Of course, this only applies to those table storage types that implement sheets (.xlsx
, .xls
, etc…).
It is up to the user to create SandPaper instances as necessary for each sheet that requires cleaning. This module is intended to clean and return parsable normalized data, not do Excell’s job for it.
Reading as Records¶
In order to provide all of the lovely filtering (Rule Filters) that make specifying advanced normalization rules much easier, SandPaper reads rows of table type data in as records (collections.OrderedDict
).
This allows us to tie row entries to column names easily but unfortunately causes limitations on the format of data that can be properly read in.
The main limitation is that table sheets with duplicate column names cannot be read properly.
Because pyexcel reads records as OrderedDict
, the last column with a duplicate name is the only column considered.
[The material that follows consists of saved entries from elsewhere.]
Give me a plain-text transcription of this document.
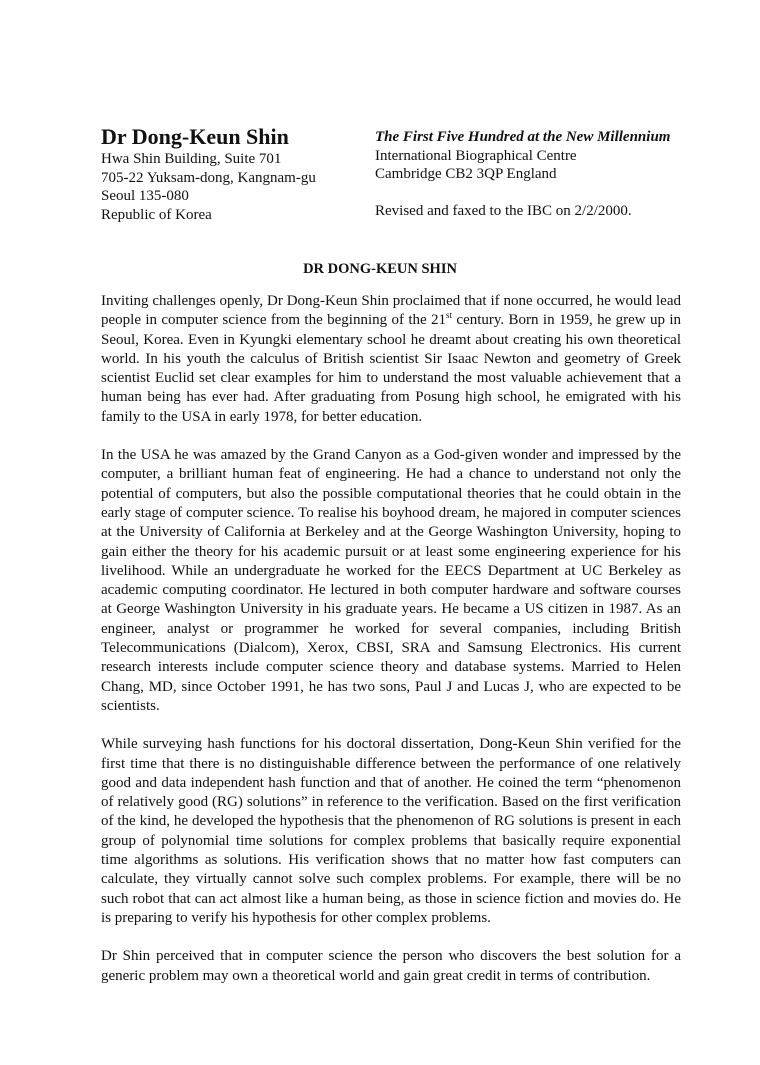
Dr Dong-Keun Shin
Hwa Shin Building, Suite 701
705-22 Yuksam-dong, Kangnam-gu
Seoul 135-080
Republic of Korea
The First Five Hundred at the New Millennium
International Biographical Centre
Cambridge CB2 3QP England
Revised and faxed to the IBC on 2/2/2000.
DR DONG-KEUN SHIN

Inviting challenges openly, Dr Dong-Keun Shin proclaimed that if none occurred, he would lead people in computer science from the beginning of the 21st century. Born in 1959, he grew up in Seoul, Korea. Even in Kyungki elementary school he dreamt about creating his own theoretical world. In his youth the calculus of British scientist Sir Isaac Newton and geometry of Greek scientist Euclid set clear examples for him to understand the most valuable achievement that a human being has ever had. After graduating from Posung high school, he emigrated with his family to the USA in early 1978, for better education.

In the USA he was amazed by the Grand Canyon as a God-given wonder and impressed by the computer, a brilliant human feat of engineering. He had a chance to understand not only the potential of computers, but also the possible computational theories that he could obtain in the early stage of computer science. To realise his boyhood dream, he majored in computer sciences at the University of California at Berkeley and at the George Washington University, hoping to gain either the theory for his academic pursuit or at least some engineering experience for his livelihood. While an undergraduate he worked for the EECS Department at UC Berkeley as academic computing coordinator. He lectured in both computer hardware and software courses at George Washington University in his graduate years. He became a US citizen in 1987. As an engineer, analyst or programmer he worked for several companies, including British Telecommunications (Dialcom), Xerox, CBSI, SRA and Samsung Electronics. His current research interests include computer science theory and database systems. Married to Helen Chang, MD, since October 1991, he has two sons, Paul J and Lucas J, who are expected to be scientists.

While surveying hash functions for his doctoral dissertation, Dong-Keun Shin verified for the first time that there is no distinguishable difference between the performance of one relatively good and data independent hash function and that of another. He coined the term “phenomenon of relatively good (RG) solutions” in reference to the verification. Based on the first verification of the kind, he developed the hypothesis that the phenomenon of RG solutions is present in each group of polynomial time solutions for complex problems that basically require exponential time algorithms as solutions. His verification shows that no matter how fast computers can calculate, they virtually cannot solve such complex problems. For example, there will be no such robot that can act almost like a human being, as those in science fiction and movies do. He is preparing to verify his hypothesis for other complex problems.

Dr Shin perceived that in computer science the person who discovers the best solution for a generic problem may own a theoretical world and gain great credit in terms of contribution.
For example the following table data…
my_column | my_column |
---|---|
1 | 2 |
3 | 4 |
will only output the last my_column
column (with values 2 and 4) in the resulting sanded
data.
This is because the reading of the record first reads the first column and then overwrites it with the second column.
A fix for this issue is possible, however would cause a lot of refactoring and additional testing which (obviously) has not been done.
Translating Dates¶
The translate_date()
rule is quite nifty, but also has a couple limitations that need to be considered.
Because dates are not a base type, the mentioned rule can sometimes incorrectly interpret strings as dates and apply a date translation where it is not needed.
For this reason, it is recommended to also specify at least a column_filter
for all instances of the rule.
A value_filter
would also help, but causes a lot of extra complexity that is most likely not required.